Do not deceive me. I come with important news.”

“Speak it,” a voice said behind him.

The African whirled about and found himself staring down the gunbarrels of Navarre’s pistols. He held out his hands in an attitude of mock surrender. “My life is already yours, my captain, you do not need to take it.”

Navarre grinned and stepped around the African. On a whim the Cayman had rescued NKenai from a slave ship many years ago, and the black man had sworn eternal fealty to the enigmatic pirate and sealed the pact in his own blood. Navarre understood NKenai and trusted him above all the other men of his crew.

The new master of Natividad strolled over to his clothes and started to dress, pulling on a pale yellow shirt trimmed with ruffles at the wrists, white breeches, black boots, and a faded brown waistcoat decorated with a delicate pattern of finely stitched flowers, embroidered with black thread.


Njoo-uone
,” said the African. “Come and see,” he repeated in English. “It is the priest. He may be causing trouble again.”

“It is the priest’s day of prayer. Every Sunday he gathers his flock.”

“Prayer to the white man’s God,” NKenai muttered with contempt. “This cannot hurt us. But a woman in the plaza told Malachi Quince that the priest has begun to speak of other things than the Christian God. That the white shaman speaks words of war against my captain.”

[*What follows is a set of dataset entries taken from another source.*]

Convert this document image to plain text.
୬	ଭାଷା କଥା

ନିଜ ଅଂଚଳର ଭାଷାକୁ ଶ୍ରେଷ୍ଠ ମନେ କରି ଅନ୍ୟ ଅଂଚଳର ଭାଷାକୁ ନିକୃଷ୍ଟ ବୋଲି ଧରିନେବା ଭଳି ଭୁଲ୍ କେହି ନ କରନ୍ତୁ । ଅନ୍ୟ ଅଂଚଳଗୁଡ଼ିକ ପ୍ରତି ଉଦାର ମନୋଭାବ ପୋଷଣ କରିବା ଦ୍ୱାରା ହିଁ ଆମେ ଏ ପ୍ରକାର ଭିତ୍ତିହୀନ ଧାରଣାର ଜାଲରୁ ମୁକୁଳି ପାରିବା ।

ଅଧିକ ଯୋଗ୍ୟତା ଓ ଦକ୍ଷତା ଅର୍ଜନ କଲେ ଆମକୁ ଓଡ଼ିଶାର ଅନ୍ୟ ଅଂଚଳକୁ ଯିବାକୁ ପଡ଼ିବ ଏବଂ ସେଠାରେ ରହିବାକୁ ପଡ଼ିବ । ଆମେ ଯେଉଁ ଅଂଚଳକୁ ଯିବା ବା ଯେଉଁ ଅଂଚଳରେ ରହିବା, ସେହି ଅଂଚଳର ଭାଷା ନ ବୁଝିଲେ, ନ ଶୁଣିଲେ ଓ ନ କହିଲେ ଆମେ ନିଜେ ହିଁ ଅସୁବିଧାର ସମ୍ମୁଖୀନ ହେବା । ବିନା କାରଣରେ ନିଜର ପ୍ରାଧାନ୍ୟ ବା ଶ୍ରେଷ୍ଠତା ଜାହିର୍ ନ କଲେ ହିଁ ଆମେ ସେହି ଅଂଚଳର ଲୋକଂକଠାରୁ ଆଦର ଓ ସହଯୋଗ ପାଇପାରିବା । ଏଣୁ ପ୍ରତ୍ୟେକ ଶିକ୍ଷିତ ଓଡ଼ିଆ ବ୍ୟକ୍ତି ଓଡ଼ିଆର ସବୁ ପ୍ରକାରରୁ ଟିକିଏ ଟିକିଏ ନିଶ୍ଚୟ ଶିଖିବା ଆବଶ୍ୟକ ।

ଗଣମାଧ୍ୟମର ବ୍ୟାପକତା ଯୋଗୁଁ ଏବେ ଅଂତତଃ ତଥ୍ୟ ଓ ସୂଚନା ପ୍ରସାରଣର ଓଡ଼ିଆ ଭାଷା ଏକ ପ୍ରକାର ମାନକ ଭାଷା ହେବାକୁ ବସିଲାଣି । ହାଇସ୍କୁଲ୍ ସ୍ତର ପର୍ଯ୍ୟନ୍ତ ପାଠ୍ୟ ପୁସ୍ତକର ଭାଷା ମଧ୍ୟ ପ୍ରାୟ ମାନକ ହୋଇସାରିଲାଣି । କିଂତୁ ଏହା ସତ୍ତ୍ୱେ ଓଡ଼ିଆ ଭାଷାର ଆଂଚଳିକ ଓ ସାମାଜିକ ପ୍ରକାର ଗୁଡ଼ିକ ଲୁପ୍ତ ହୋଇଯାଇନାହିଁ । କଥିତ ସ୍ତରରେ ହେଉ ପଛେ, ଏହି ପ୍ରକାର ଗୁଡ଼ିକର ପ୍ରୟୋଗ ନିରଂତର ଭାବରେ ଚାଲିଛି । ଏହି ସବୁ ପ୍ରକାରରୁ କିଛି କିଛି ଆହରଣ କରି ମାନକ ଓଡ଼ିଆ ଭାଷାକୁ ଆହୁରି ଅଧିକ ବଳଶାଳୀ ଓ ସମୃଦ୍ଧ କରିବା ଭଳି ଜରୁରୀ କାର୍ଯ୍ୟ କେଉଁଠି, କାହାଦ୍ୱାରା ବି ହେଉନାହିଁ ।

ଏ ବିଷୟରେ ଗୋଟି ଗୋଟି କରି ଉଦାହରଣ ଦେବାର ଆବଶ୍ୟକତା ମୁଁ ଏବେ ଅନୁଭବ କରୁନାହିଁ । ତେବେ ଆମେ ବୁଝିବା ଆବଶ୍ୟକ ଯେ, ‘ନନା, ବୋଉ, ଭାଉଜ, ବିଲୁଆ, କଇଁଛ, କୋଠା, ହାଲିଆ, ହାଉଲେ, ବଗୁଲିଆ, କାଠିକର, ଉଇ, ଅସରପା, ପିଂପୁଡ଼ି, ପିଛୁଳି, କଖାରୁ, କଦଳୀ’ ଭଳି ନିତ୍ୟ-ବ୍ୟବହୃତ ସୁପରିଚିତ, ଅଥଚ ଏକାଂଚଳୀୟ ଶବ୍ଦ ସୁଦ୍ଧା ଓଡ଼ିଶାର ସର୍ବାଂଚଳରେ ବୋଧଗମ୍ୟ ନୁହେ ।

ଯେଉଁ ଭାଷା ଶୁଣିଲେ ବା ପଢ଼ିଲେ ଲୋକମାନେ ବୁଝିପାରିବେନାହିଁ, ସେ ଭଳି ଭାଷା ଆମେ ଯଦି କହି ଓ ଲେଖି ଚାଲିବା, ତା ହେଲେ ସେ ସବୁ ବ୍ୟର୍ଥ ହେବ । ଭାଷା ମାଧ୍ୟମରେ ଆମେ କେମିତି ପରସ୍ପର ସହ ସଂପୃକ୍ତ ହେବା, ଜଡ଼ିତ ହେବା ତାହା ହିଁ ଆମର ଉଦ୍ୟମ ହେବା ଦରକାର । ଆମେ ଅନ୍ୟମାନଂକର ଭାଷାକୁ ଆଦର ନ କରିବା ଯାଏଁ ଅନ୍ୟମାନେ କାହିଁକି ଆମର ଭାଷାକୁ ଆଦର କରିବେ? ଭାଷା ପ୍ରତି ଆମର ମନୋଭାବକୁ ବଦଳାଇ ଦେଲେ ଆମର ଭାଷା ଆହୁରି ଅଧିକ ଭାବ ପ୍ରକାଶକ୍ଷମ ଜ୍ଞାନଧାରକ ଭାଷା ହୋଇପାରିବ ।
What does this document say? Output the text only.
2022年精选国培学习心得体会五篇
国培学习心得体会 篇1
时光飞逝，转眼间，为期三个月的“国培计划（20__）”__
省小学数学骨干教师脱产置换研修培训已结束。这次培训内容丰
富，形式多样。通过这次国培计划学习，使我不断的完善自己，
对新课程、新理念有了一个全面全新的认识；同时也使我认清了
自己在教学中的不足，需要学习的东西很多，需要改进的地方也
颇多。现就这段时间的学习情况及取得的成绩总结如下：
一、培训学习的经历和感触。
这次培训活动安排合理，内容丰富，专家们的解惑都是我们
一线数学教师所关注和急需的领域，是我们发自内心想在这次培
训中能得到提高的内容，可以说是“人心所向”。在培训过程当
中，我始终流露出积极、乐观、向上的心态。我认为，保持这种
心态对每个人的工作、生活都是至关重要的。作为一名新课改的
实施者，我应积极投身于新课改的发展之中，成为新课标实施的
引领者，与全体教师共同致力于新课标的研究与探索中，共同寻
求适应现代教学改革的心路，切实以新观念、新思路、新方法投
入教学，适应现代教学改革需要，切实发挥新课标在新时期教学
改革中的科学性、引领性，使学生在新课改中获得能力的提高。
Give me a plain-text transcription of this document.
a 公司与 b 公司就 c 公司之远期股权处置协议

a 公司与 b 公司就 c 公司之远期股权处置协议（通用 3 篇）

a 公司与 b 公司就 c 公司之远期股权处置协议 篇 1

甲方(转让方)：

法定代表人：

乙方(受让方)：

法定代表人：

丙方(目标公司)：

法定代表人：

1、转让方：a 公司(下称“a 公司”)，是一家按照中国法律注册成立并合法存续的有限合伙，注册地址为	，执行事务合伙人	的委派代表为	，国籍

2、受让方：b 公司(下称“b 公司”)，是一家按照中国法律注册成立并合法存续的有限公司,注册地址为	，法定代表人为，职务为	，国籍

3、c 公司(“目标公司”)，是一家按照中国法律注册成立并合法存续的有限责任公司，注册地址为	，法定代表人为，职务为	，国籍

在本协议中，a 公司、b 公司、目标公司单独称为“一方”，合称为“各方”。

“The pulpit-pounder is becoming tiresome.” Navarre scowled. The last thing he needed was some foolish old drunkard of a priest preaching popular dissent against the Cayman’s authority. Navarre had business to exact this afternoon. One Artemus Callaghan had arrived in port but a couple of days ago. Callaghan, a well-to-do slaver hailing from Charleston, South Carolina, had established a lucrative trade with the plantation owners throughout the southeast United States and in Cuba. Fully eight months ago, Navarre had visited Charleston and convinced Callaghan that Natividad was the proper place to conduct their transactions. Navarre would receive slaves and hold them at Obregon Cove, where the hapless captives would be worked but well cared for while they regained the health they lost due to the miserable conditions aboard the slave ships. Already two ships from Africa, one of which Navarre owned, had visited Natividad and discharged their human cargo and headed back for more.